Safety Check for Hydraulic Brakes
Some trailers have non-electric brakes called hydraulic brakes. The tongue of the trailer has a master cylinder like a car. The inertia of the trailer actuates the master cylinder when you step on your truck brakes. This puts a large amount of pressure on the hydraulic hose which wears down over time. If you are looking for a repair service, you can find hydraulic hose repair in Sydney or somewhere more local to you.
Please note, on some of these systems, you must deactivate the braking system in order to back up.
Here are some safety checks for hydraulic brake systems:
• Check to see if there are any signs of brake fluid leaks around the master cylinder.
• Check to see if there are any signs of leakage in the brake lines that go to the trailer wheels.
• Check to see if there are any signs of brake fluid leakage on the inside of the wheels and/or tires.
• The actual brakes on the trailer axle should be checked regularly by a mechanic, especially if you hear any grinding or squeaking noise.
Trailer Condition
• In order to check the floor of your trailer, you may need to pull up the matting. Use a knife or screwdriver to poke into the floor (both top and bottom). If the floor is made of wood boards, check for any signs of rotting. If aluminum, check for corrosion.

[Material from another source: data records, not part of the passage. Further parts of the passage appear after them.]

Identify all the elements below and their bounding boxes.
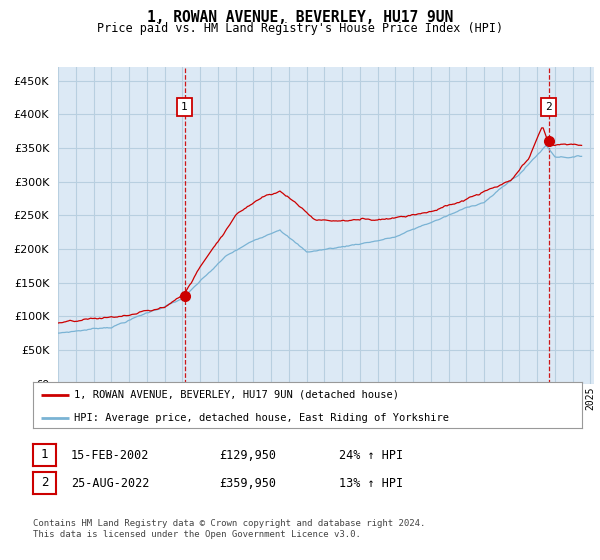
Text: 24% ↑ HPI: 24% ↑ HPI — [339, 449, 403, 462]
Text: 2: 2 — [545, 102, 552, 112]
Text: 13% ↑ HPI: 13% ↑ HPI — [339, 477, 403, 490]
Text: Contains HM Land Registry data © Crown copyright and database right 2024.
This d: Contains HM Land Registry data © Crown c… — [33, 519, 425, 539]
Text: £129,950: £129,950 — [219, 449, 276, 462]
Text: 15-FEB-2002: 15-FEB-2002 — [71, 449, 149, 462]
Text: HPI: Average price, detached house, East Riding of Yorkshire: HPI: Average price, detached house, East… — [74, 413, 449, 423]
Text: 1: 1 — [41, 448, 48, 461]
Text: 1: 1 — [181, 102, 188, 112]
Text: 25-AUG-2022: 25-AUG-2022 — [71, 477, 149, 490]
Text: 1, ROWAN AVENUE, BEVERLEY, HU17 9UN (detached house): 1, ROWAN AVENUE, BEVERLEY, HU17 9UN (det… — [74, 390, 399, 400]
Text: 2: 2 — [41, 476, 48, 489]
Text: 1, ROWAN AVENUE, BEVERLEY, HU17 9UN: 1, ROWAN AVENUE, BEVERLEY, HU17 9UN — [147, 10, 453, 25]
Text: £359,950: £359,950 — [219, 477, 276, 490]
Text: Price paid vs. HM Land Registry's House Price Index (HPI): Price paid vs. HM Land Registry's House … — [97, 22, 503, 35]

• The ramp usually has plywood beneath the matting. Over time the plywood can bend and rot. The outside of the ramp is usually made of metal or aluminum. If the wood under the mat is rotting, you will see dents in the outside panel.
• For an all metal trailer, check for rust on cross members of the undercarriage. Check the frame where the axles attach to the frame to make sure the attachments are secure.

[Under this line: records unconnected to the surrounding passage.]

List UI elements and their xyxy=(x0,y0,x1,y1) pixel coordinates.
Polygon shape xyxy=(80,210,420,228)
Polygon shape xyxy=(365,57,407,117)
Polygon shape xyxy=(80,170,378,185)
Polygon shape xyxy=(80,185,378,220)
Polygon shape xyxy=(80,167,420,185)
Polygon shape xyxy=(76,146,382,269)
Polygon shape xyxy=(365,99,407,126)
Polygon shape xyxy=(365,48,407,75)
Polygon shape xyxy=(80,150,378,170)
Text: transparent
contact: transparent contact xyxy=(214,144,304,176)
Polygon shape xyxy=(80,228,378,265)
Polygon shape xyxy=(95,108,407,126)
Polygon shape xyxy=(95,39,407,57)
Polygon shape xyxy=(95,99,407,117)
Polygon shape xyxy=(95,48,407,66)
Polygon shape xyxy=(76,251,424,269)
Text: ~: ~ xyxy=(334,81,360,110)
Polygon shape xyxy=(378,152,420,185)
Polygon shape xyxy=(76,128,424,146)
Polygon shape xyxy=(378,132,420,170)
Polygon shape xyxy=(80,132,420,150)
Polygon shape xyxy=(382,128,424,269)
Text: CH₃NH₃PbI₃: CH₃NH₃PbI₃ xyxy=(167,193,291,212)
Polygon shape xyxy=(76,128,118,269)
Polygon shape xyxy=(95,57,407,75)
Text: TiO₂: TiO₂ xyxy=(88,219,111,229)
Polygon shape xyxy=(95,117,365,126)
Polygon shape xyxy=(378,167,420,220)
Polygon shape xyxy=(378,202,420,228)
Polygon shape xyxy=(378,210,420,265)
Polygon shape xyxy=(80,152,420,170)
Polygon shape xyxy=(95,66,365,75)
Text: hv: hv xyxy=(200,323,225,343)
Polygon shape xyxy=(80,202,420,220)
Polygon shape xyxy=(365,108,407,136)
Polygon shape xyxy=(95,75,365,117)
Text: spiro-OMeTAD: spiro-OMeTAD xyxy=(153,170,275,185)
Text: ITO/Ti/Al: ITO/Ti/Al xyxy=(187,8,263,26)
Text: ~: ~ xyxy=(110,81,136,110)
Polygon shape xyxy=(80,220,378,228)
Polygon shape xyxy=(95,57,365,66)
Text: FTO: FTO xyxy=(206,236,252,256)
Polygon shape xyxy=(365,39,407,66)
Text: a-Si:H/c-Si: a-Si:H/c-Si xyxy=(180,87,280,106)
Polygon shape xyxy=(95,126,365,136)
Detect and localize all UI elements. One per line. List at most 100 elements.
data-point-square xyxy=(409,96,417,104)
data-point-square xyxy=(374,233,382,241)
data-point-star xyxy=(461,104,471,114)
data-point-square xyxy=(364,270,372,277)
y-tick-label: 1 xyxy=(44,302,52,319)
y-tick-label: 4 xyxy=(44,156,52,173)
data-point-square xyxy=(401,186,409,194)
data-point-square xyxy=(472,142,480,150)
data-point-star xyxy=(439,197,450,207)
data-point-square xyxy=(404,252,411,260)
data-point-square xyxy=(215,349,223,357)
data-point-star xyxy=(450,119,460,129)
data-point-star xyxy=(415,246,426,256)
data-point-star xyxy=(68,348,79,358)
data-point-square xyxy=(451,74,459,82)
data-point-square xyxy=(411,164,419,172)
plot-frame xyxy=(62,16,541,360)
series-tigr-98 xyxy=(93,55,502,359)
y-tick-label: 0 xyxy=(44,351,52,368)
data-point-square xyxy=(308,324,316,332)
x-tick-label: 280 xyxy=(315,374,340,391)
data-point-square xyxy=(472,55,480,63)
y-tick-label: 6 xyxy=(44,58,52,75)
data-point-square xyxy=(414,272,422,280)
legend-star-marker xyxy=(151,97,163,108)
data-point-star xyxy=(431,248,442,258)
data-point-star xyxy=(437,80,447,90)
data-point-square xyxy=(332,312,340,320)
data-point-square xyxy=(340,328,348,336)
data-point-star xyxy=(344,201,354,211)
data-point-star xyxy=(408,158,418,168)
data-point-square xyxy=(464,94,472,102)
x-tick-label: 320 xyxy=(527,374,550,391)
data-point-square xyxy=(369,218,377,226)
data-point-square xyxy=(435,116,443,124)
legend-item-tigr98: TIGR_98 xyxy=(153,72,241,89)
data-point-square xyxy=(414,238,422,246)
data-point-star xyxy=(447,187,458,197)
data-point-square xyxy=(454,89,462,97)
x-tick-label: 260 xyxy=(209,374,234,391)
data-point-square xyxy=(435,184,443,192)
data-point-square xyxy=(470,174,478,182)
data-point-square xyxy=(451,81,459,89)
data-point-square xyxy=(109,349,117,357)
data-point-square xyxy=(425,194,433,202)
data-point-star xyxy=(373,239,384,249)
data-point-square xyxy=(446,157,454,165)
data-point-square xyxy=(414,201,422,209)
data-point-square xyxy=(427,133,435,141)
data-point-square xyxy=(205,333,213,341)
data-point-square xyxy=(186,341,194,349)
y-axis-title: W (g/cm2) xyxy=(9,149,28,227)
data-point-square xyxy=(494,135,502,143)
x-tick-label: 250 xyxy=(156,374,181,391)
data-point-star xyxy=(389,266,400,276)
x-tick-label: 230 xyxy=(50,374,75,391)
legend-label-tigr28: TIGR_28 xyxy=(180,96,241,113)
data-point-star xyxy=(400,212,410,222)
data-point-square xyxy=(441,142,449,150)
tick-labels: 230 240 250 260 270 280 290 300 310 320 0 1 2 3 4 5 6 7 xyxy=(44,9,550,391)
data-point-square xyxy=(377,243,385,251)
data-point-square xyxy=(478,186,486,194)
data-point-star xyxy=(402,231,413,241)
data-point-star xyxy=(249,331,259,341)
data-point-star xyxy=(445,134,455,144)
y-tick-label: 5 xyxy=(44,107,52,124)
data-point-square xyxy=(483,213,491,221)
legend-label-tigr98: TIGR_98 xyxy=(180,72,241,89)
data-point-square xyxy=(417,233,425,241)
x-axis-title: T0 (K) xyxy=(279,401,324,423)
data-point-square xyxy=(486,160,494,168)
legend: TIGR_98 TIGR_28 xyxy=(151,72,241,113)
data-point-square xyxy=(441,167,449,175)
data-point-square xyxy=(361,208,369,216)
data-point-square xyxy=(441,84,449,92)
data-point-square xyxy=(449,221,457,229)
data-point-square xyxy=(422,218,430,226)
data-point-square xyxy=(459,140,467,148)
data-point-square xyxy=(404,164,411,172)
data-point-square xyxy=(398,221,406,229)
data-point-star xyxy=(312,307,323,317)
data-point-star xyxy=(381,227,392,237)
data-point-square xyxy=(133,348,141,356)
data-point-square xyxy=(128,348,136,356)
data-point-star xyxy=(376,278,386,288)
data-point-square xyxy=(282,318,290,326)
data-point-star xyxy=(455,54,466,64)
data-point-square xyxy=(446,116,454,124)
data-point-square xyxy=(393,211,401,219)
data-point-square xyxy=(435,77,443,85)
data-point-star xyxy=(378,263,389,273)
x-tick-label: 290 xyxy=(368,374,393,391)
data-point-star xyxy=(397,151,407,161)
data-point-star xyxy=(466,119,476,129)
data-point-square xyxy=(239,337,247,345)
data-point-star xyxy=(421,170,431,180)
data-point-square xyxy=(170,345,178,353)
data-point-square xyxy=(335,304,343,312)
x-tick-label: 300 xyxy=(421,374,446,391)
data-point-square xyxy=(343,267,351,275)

• For a trailer with an aluminum shell over a metal frame, check for any corrosion at the mounting points beneath the trailer. At the factory, the aluminum and metal are insulated from one another to prevent electrolysis. Over time, this treatment deteriorates and the aluminum can come off the metal frame.
Tip: Keep trailer clutter to a minimum. If you have a tack room, place all equipment in the tack room securely. If you do not have a tack room, make sure that any pitchforks, rakes, buckets, etc., are secured and do not become loose during travel.
Tip: When traveling with your horse, don’t forget to pack a travel first aid kit! Many veterinarian practices have kits already stocked for sale. If you are putting your own kit together, Megan Snyder, VMD, says, “Must haves would be a stethoscope, thermometer, banamine and bandage materials.” Dr. Snyder also recommends keeping a list of veterinarians in the area you are traveling through or local referral hospitals.
Tip: When the trailer is not in use, keep all doors and windows closed. This keeps out rain and snow, and increases the life of the trailer.
Tip: Hay nets/bags should be secure and high enough not to allow horses/ponies to become entangled.
Tip: Keep spare halters and lead shanks in your trailer.
Tip: Remove manure and urine after every use, and keep the interior of the trailer clean.